Maracutaias em fundos de pensão – Além de capitalizarem os bancos "amigos", as entidades de previdência complementar vinculadas a estatais, que movimentam recursos da ordem de 300 bilhões de reais, continuaram sendo um dos alvos preferenciais de espertalhões (tanto do governo quanto de fora dele). Nas operações do mercado financeiro, a lógica era a seguinte: corretoras em geral ligadas a doleiros ganhavam e os fundos de pensão perdiam. O dinheiro dos fundos de pensão ia quase sempre para as mesmas corretoras. Um dos casos relatados foi o da Prece, fundo de pensão da Cedae, do governo do Rio de Janeiro. A entidade registrou o maior volume de perdas com títulos públicos de 2000 a 2005 (35,4 milhões de reais). Como? A CPI constatou que os preços de títulos negociados à Prece eram diferentes dos praticados pelo mercado. Por exemplo, numa operação em setembro de 2002, uma corretora adquiriu lote de 2.500 títulos a 1.313,68 reais a unidade, repassando a outra corretora quase pelo mesmo preço – 1.313,83 reais. Na hora de negociar com a Prece, o preço unitário do papel foi de 1.397,49 reais, gerando rendimento diário de 6,4% para a corretora (patamar exagerado para os padrões do mercado) e perda de 209.500 reais para a Prece.

 

CAPÍTULO 4
SEGUROS

Golpe do seguro – O pagamento irregular de um seguro resultou em prejuízo de quase 15 milhões de reais ao Instituto de Resseguros do Brasil (IRB), entidade de economia mista controlada pela União. Essa dinheirama foi torrada para cobrir o incêndio na Companhia Fiação e Tecidos Guaratinguetá, ocorrido em 5 de dezembro de 2003, quando a apólice do contrato com a seguradora já estava vencida. Inexplicavelmente, a direção do IRB aceitou apólice emitida em 29 de setembro de 2004, retroativa à data do sinistro, cobrindo os prejuízos da empresa. A operação, autorizada pela diretoria do IRB, não passou pela consultoria jurídica do órgão, como é praxe nesses casos. Resultado: uma salgada conta de 14,8 milhões de reais para os cofres públicos.

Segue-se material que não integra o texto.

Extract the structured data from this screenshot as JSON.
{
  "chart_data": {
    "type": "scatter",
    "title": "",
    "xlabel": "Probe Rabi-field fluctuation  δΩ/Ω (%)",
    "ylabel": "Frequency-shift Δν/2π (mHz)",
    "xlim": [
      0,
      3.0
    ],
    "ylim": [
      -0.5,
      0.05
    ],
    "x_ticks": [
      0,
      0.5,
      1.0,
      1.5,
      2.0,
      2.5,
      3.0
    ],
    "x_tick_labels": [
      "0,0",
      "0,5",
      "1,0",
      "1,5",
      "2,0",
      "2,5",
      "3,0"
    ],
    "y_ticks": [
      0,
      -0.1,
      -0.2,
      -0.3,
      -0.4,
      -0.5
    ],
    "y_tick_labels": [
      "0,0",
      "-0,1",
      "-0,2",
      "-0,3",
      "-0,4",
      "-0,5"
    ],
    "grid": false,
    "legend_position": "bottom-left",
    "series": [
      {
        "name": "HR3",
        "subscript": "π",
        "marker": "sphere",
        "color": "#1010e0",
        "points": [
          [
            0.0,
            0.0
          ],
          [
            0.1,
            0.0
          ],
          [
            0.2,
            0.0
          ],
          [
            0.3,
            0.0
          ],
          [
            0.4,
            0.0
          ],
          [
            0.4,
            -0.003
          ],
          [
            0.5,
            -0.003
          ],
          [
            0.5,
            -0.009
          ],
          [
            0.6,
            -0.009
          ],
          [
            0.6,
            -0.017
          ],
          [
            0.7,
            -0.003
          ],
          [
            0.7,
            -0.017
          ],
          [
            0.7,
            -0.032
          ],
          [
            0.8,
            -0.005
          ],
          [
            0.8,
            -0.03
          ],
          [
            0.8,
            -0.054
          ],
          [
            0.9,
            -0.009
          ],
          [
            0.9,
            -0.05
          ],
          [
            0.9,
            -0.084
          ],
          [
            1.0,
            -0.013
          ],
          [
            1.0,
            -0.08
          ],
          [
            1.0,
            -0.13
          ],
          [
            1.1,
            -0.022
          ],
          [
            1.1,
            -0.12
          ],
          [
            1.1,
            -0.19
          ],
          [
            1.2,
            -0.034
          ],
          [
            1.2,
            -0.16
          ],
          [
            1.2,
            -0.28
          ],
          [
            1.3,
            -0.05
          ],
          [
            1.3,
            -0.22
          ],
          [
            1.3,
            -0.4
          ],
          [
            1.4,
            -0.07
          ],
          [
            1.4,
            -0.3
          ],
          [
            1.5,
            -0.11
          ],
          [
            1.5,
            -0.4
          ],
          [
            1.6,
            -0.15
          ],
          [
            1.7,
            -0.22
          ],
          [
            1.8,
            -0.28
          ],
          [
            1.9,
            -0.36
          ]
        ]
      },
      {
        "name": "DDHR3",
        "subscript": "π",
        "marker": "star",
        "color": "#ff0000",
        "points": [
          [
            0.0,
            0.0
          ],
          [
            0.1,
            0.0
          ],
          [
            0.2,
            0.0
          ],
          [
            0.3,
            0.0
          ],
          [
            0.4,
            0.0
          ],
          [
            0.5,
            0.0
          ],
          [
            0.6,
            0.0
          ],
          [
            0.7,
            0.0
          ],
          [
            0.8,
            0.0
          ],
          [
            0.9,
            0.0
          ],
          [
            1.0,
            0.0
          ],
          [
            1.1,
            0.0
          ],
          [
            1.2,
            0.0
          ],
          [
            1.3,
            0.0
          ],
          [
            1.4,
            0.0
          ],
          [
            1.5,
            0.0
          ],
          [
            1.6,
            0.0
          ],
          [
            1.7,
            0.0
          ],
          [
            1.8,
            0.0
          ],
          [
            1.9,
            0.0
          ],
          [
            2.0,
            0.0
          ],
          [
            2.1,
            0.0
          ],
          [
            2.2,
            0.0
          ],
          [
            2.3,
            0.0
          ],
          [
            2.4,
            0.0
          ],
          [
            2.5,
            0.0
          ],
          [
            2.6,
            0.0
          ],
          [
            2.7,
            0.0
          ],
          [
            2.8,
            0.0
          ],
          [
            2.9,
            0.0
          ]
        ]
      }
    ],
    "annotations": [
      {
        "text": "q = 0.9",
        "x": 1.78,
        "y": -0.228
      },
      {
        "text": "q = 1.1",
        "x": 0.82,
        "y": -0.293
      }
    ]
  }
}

Ação entre amigos – A CPI constatou o favorecimento de corretoras escolhidas pelo IRB para atuar no bilionário ramo de resseguros facultativos no exterior, ou seja, parcerias com empresas similares estrangeiras. Nesse caso, não ficou caracterizado prejuízo aos cofres públicos, mas demonstrou-se que o IRB privilegiou determinadas empresas. Tanto Furnas quanto a Infraero indicaram ao IRB a mesma corretora – a Assurê – para ficar com o excedente de seus resseguros no exterior. Detalhe: a carta recomendando a empresa foi enviada antes mesmo de a corretora internacional da qual ela é representante ser credenciada pelo IRB. Além disso, a CPI constatou favorecimento da direção do IRB a corretoras em facultativos da Petrobras e de empresas aéreas.